Lembro-me disso na faculdade, no Rio, na época da repressão Médici (1971/72)! A
detestada professora veio com a ‘ruptura epistemológica’ de Bachelar, mas aquilo
nada mais era do que o afastar do conhecimento adquirido, do que já se sabia –
o qual se deveria combater. No Brasil, aplicavam-na com o intuito de tolher
passado e ideologias, e não da forma que Bachelar buscava empregar como método.
(Emais Rondônia) |
Falar de Revolução Francesa
sem falar em ideologia é, sim, um ato ideológico, envernizando a história e
imobilizando-a. Da Proclamação da República, encharcada de positivismo, nem
fale. E mesmo do descobrimento do Brasil, igualmente. Só para falar de história
ou geografia, não há um momento sequer em que ideologias não estejam presentes,
seja pelo lado de quem escreveu, o vencedor, ou de quem interpreta o que está
escrito. Contar a Proclamação da República sem menciona-la como golpe um de
estado de Deodoro? E Floriano Peixoto, traíra que ‘substituiu’ o Marechal por
golpe, um rígido ditador? E a longa escuridão de 1964? Nada disso está na
‘história oficial’ como realmente aconteceu.

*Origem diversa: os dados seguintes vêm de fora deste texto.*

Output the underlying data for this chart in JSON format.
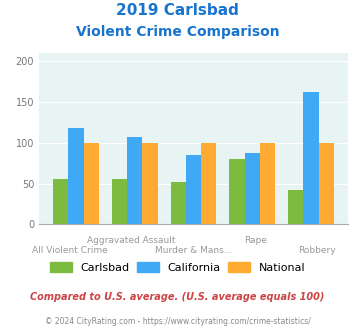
{
  "title_line1": "2019 Carlsbad",
  "title_line2": "Violent Crime Comparison",
  "title_color": "#1874CD",
  "carlsbad": [
    55,
    55,
    52,
    80,
    42
  ],
  "california": [
    118,
    107,
    85,
    87,
    162
  ],
  "national": [
    100,
    100,
    100,
    100,
    100
  ],
  "carlsbad_color": "#7CBB3F",
  "california_color": "#3FA9F5",
  "national_color": "#FFAA33",
  "bg_color": "#E8F4F4",
  "ylim": [
    0,
    210
  ],
  "yticks": [
    0,
    50,
    100,
    150,
    200
  ],
  "top_labels": [
    "All Violent Crime",
    "Aggravated Assault",
    "Murder & Mans...",
    "Rape",
    "Robbery"
  ],
  "bottom_labels": [
    "",
    "Aggravated Assault",
    "Murder & Mans...",
    "Rape",
    "Robbery"
  ],
  "footnote1": "Compared to U.S. average. (U.S. average equals 100)",
  "footnote2": "© 2024 CityRating.com - https://www.cityrating.com/crime-statistics/",
  "footnote1_color": "#CC4444",
  "footnote2_color": "#888888",
  "legend_labels": [
    "Carlsbad",
    "California",
    "National"
  ]
}
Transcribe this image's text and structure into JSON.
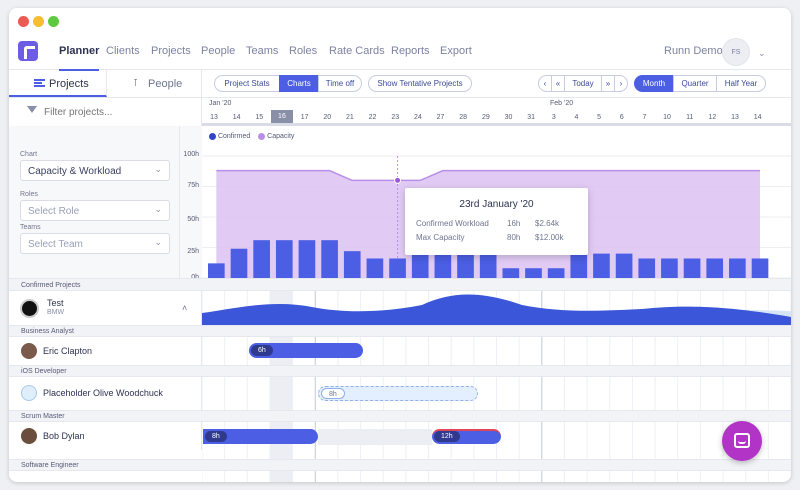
{
  "nav": {
    "items": [
      "Planner",
      "Clients",
      "Projects",
      "People",
      "Teams",
      "Roles",
      "Rate Cards",
      "Reports",
      "Export"
    ],
    "account": "Runn Demo",
    "avatar_initials": "FS"
  },
  "sidebar_tabs": {
    "projects": "Projects",
    "people": "People"
  },
  "toolbar": {
    "project_stats": "Project Stats",
    "charts": "Charts",
    "time_off": "Time off",
    "tentative": "Show Tentative Projects",
    "today": "Today",
    "month": "Month",
    "quarter": "Quarter",
    "half_year": "Half Year"
  },
  "filter": {
    "placeholder": "Filter projects..."
  },
  "timeline": {
    "months": [
      "Jan '20",
      "Feb '20"
    ],
    "days": [
      "13",
      "14",
      "15",
      "16",
      "17",
      "20",
      "21",
      "22",
      "23",
      "24",
      "27",
      "28",
      "29",
      "30",
      "31",
      "3",
      "4",
      "5",
      "6",
      "7",
      "10",
      "11",
      "12",
      "13",
      "14"
    ],
    "highlight_day": "16"
  },
  "chart_panel": {
    "chart_label": "Chart",
    "chart_value": "Capacity & Workload",
    "roles_label": "Roles",
    "roles_placeholder": "Select Role",
    "teams_label": "Teams",
    "teams_placeholder": "Select Team"
  },
  "chart_data": {
    "type": "bar",
    "legend": [
      "Confirmed",
      "Capacity"
    ],
    "yticks": [
      "100h",
      "75h",
      "50h",
      "25h",
      "0h"
    ],
    "ylim": [
      0,
      100
    ],
    "confirmed": [
      12,
      24,
      31,
      31,
      31,
      31,
      22,
      16,
      16,
      24,
      24,
      24,
      20,
      8,
      8,
      8,
      20,
      20,
      20,
      16,
      16,
      16,
      16,
      16,
      16
    ],
    "capacity": [
      88,
      88,
      88,
      88,
      88,
      88,
      80,
      80,
      80,
      80,
      88,
      88,
      88,
      88,
      88,
      88,
      88,
      88,
      88,
      88,
      88,
      88,
      88,
      88,
      88
    ],
    "colors": {
      "confirmed": "#4b5ee4",
      "capacity": "#c9a6ef"
    },
    "tooltip": {
      "date": "23rd January '20",
      "rows": [
        {
          "label": "Confirmed Workload",
          "hours": "16h",
          "amount": "$2.64k"
        },
        {
          "label": "Max Capacity",
          "hours": "80h",
          "amount": "$12.00k"
        }
      ]
    }
  },
  "confirmed": {
    "header": "Confirmed Projects",
    "project": {
      "name": "Test",
      "client": "BMW"
    },
    "roles": [
      {
        "role": "Business Analyst",
        "person": "Eric Clapton",
        "hours": "6h"
      },
      {
        "role": "iOS Developer",
        "person": "Placeholder Olive Woodchuck",
        "hours": "8h"
      },
      {
        "role": "Scrum Master",
        "person": "Bob Dylan",
        "hours": "8h",
        "hours2": "12h"
      },
      {
        "role": "Software Engineer"
      }
    ]
  }
}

Partidarismos e eventuais excessos
são assuntos para ficarem a cargo do diretor de escola, como convém a qualquer
organização, além de assuntos pornográficos, racistas ou de agressões físicas. Disse
George Orwell, em meados do século 20, que a história é contada e escrita pelos
vencedores. Claro, derrotados não têm voz. Em seu histórico livro ‘1984’,
Orwell preconizava: “O que pode ocorrer em uma sociedade completamente vigiada?
E se essa vigilância se transforma em mecanismo para controlar as pessoas?” Viro
a página para outro capítulo e pergunto eu: que tal as ciências humanas sem o perpasse ideológico? Mais
frias do que voz de androide em anúncios 3D computadorizados! E para achar
propaganda partidária em conteúdo ideológico basta um olhar de soslaio do inquisidor.
Ambiciona impor uma ideologia ‘limpa e casta’ - a própria.
Mais agressivo seria o
policialesco ato de o estudante filmar o professor, como se fosse um bandido
procurado. Com tantas rusgas entre alunos e mestres, nas quais os últimos são
invariavelmente os mais atingidos com agressões de toda ordem, dá para imaginar
jovens vingativos e habilidosos montando vídeos para denunciar professores de
que não gostam. Dedurar gravando um mestre é uma ideia perversa, uma verdadeira
bomba social. Reflitamos sobre o passado, ele é a história que nos dará o rumo
a ser seguido no combate a essas aberrações. Antes que tarde.